The farm in Chitwan National Park, some 82 km (51 miles) southwest of Kathmandu, was opened in 1978 by the government with support from the Frankfurt Zoological Society in an effort to save the rapidly dwindling gharial, which is also found in neighbouring India.
Six decades ago, gharials — known for their long, slim snouts and great length, with some growing up to 7 meters (23 ft) long — were numerous in Nepal. There were 235 in the Narayani-Rapti River, which flows near the park, alone.
But their numbers fell rapidly as they were killed for their skins, used to make purses, shoes and belts. Their eggs have been stolen for food or as a remedy for tuberculosis.
In addition, their riverside habitat has been lost to agriculture and water-control projects, with fishing nets also taking a toll.
As a result, their population is now confined to only a small area of Nepal’s major rivers. A national census last year found only 102, numbers at which survival in the wild becomes difficult without help — but that was still up from 50 in 1970, Sharma said.

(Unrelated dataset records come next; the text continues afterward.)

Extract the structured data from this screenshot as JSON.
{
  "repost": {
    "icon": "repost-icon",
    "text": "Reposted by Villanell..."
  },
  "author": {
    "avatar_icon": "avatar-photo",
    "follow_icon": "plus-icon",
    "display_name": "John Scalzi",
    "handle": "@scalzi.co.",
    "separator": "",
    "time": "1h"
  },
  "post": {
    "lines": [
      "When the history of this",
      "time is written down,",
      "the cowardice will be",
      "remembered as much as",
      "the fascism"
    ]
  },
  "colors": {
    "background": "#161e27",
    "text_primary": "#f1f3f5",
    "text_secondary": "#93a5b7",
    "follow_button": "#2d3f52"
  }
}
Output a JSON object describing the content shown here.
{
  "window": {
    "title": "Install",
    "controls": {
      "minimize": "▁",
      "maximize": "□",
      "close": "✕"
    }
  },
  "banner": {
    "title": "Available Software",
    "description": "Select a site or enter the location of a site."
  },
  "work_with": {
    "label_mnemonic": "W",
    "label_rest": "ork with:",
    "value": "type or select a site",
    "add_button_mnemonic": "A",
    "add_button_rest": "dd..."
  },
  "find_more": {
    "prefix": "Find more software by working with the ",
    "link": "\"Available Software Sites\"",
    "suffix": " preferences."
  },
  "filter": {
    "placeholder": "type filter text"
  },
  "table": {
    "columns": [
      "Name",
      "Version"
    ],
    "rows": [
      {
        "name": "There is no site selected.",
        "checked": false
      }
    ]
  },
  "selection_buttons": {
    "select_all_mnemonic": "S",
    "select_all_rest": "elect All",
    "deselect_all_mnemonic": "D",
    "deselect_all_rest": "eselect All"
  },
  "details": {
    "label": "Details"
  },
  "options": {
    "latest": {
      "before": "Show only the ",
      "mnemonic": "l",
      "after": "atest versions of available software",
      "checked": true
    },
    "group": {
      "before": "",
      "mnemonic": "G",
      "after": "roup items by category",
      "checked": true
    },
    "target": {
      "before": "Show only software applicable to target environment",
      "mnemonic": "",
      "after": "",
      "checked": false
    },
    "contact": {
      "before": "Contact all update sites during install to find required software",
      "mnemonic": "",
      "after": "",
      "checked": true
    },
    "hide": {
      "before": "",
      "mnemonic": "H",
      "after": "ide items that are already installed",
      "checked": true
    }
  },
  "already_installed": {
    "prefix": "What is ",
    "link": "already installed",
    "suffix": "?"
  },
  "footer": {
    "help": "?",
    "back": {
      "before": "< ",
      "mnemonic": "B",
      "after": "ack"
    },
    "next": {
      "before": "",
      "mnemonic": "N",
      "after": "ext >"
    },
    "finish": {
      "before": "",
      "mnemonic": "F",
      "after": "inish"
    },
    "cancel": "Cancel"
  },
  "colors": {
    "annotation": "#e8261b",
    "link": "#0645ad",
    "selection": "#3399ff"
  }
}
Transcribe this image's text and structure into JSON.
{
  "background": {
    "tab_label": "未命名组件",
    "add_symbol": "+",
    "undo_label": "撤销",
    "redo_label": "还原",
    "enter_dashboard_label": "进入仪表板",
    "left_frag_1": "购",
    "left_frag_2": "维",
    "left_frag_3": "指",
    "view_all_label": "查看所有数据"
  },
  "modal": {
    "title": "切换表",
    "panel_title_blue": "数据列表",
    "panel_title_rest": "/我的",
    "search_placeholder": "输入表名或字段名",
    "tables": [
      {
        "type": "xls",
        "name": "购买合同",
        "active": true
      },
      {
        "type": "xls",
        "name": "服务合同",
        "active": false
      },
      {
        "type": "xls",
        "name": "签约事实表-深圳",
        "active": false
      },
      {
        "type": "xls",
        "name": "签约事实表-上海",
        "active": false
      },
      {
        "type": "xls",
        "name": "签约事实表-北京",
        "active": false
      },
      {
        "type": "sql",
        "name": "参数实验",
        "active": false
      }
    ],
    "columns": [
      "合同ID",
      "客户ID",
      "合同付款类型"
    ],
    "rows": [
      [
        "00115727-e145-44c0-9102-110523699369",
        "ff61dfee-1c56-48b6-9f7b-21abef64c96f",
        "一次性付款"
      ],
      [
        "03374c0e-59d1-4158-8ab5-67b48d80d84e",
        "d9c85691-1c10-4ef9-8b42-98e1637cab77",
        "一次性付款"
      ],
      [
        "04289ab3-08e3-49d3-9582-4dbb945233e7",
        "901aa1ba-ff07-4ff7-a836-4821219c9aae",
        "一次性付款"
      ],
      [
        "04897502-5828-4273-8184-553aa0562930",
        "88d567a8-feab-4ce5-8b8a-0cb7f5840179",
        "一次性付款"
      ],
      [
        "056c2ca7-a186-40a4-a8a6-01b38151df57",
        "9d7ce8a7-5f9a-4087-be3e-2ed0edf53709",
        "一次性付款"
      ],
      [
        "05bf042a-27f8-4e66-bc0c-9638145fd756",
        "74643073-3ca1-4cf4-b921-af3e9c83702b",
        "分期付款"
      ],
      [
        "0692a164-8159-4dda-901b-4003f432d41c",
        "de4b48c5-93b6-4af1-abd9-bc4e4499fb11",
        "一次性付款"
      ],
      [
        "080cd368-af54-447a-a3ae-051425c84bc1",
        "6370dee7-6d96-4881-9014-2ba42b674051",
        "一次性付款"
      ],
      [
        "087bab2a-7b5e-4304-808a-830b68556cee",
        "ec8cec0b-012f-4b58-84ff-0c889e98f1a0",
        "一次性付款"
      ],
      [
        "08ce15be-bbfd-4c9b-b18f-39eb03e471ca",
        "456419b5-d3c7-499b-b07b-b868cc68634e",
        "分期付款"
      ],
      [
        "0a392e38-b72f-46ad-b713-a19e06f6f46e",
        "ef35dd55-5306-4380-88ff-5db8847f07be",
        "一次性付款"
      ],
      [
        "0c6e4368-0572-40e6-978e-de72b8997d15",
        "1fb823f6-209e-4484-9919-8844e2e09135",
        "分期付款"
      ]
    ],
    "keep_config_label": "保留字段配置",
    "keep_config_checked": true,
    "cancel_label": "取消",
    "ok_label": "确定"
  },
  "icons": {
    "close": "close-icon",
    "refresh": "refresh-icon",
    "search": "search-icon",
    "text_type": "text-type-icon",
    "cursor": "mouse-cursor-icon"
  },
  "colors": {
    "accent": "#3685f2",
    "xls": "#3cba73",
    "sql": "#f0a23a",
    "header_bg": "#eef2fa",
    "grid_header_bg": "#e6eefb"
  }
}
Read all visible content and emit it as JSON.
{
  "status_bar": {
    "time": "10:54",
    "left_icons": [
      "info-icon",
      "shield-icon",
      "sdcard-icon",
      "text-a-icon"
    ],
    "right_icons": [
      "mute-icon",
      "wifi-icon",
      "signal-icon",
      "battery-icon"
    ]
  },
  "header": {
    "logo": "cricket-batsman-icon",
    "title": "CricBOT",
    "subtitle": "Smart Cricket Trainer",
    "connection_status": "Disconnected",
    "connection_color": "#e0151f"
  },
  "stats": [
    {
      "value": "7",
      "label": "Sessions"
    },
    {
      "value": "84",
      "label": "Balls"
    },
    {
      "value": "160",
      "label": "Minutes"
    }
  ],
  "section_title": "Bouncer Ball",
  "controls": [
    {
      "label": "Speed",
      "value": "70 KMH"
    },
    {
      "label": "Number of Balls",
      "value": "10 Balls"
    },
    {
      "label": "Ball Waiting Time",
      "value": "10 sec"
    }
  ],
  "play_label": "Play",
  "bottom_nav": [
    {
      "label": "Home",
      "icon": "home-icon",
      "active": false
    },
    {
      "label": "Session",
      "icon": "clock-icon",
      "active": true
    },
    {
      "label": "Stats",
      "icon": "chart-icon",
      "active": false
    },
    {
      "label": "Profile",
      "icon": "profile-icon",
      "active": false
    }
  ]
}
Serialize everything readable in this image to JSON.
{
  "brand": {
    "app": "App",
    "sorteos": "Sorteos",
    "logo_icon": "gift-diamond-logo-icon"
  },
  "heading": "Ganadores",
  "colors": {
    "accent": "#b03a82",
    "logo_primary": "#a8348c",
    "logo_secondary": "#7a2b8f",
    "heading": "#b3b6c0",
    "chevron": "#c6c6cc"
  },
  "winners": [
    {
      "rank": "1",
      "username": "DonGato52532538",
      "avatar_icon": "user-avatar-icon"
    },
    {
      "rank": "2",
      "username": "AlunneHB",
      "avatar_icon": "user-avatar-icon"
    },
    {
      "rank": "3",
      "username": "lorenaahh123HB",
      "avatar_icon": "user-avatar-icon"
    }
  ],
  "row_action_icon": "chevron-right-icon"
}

The centre has three male and 12 female gharials for breeding. Workers also collect eggs from the wild before the onset of the annual floods in July, raise hatchlings in captivity and then release them into the wild.
“If it were not for this, you and I would not be able to see them now. They would have been extinct 15 to 20 years ago,” Sharma said.
Young gharials are released into the wild when they are six years-old, two metres (six feet) long and are able to hunt for themselves for the fish that sustain them. One adult can eat up to six kg (13 lbs) of fish a day.
Authorities in Kasara have released 60 young crocodiles into the river over the past two months.
The neighbouring national park is the home to other rare animals as well, including the Indian one-horned rhinoceros and the Bengal tiger, which is endangered. Thousands of tourists visit the park each year.
But the crocodile farm, surrounded by forests, is also a major lure for visitors, both Nepali and foreign.
Swedish tourist Lars Bjorking, who had seen crocodiles in Mexico and Everglades National Park in Florida, was nonetheless amazed by his sight of the gharials.
“This is very interesting,” said Bjorking.
Sharma, who has been a keeper at the farm for the past 20 years — work that helped him raise two sons of his own — said he developed a sort of family bond with the crocodiles.
“I love them more than my children. I become very sad and feel like crying when they die,” he added.